Bill Orner III, commander of Post 602, added, “Keeping it together is a little more convenient and less cumbersome.”
“Let us take time on this day to remember, to pay tribute, to those who have died in service to our nation,” Emrey commented.
Offering the Memorial Day address, Orner reminded those gathered of the freedoms won by the sacrifice of those who have served. “Their souls go marching on,” he said. He added that the loved ones left behind have “the solemn pride of having given more.”
“All the world is debtor to them,” he remarked, urging everyone to “pledge ourselves anew to patriotic service … that those who rest in heroes’ graves may not have died in vain.”
Paul Kern, of Liberty Fire Co., noted this year is a special one for the company, as it is celebrating 125 years of service to Spring City. Also, he reported, the monument at which the ceremony was held was built 50 years ago.
Noting that “the crowd seems to be growing every year,” Kern said, “The true meaning of the day is to come out and honor those who served.”
“A volunteer is a unique individual who makes time to serve the community through Liberty Fire Co.,” he remarked.
Kern and Orner read the names of fire company and Legion members who died in the past year.
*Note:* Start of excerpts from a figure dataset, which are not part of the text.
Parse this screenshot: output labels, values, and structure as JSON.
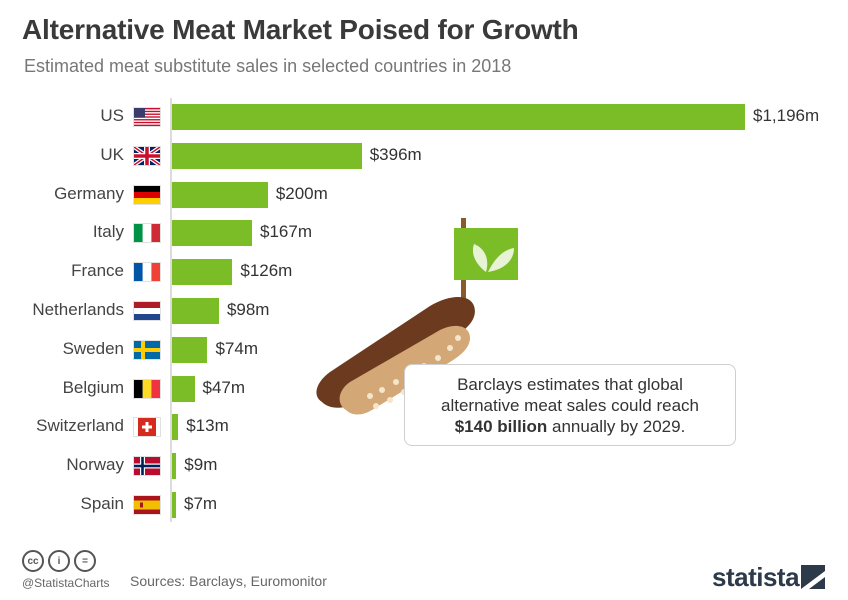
{
  "header": {
    "title": "Alternative Meat Market Poised for Growth",
    "subtitle": "Estimated meat substitute sales in selected countries in 2018"
  },
  "chart_data": {
    "type": "bar",
    "orientation": "horizontal",
    "title": "Alternative Meat Market Poised for Growth",
    "subtitle": "Estimated meat substitute sales in selected countries in 2018",
    "unit": "$m",
    "categories": [
      "US",
      "UK",
      "Germany",
      "Italy",
      "France",
      "Netherlands",
      "Sweden",
      "Belgium",
      "Switzerland",
      "Norway",
      "Spain"
    ],
    "values": [
      1196,
      396,
      200,
      167,
      126,
      98,
      74,
      47,
      13,
      9,
      7
    ],
    "value_labels": [
      "$1,196m",
      "$396m",
      "$200m",
      "$167m",
      "$126m",
      "$98m",
      "$74m",
      "$47m",
      "$13m",
      "$9m",
      "$7m"
    ],
    "xlim": [
      0,
      1196
    ],
    "bar_color": "#7bbd27",
    "grid": false,
    "legend": "none"
  },
  "flags": [
    "us",
    "uk",
    "de",
    "it",
    "fr",
    "nl",
    "se",
    "be",
    "ch",
    "no",
    "es"
  ],
  "callout": {
    "line1": "Barclays estimates that global",
    "line2": "alternative meat sales could reach",
    "bold": "$140 billion",
    "line3_rest": " annually by 2029."
  },
  "illustration": {
    "icon": "veggie-sausage-with-leaf-flag-icon",
    "flag_color": "#7bbd27"
  },
  "footer": {
    "icons": [
      "cc",
      "by",
      "nd"
    ],
    "icon_labels": [
      "cc",
      "i",
      "="
    ],
    "handle": "@StatistaCharts",
    "sources": "Sources: Barclays, Euromonitor",
    "brand": "statista"
  }
}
Kern noted that the annual Memorial Day reading is “one of the few times these volunteers are thanked.”
Among the names was Post 602’s last surviving veteran of World War I. He was the oldest member of the post when he died this year just a day before his 104th birthday.
Following the reading of the names and the fireman’s prayer, alarm 335 was sounded. The tolling of the bell, three times, three again and then five, tells personnel to return to station. Speaking of those who died, Kern remarked, “Thank you for your dedication, return to station and rest in peace.”
The ceremonies concluded with a gun salute by the Legion firing squad and the playing of Taps.
Also participating in the program were the Spring-Ford Middle School band and Owen J. Roberts High School Junior Naval ROTC color guard.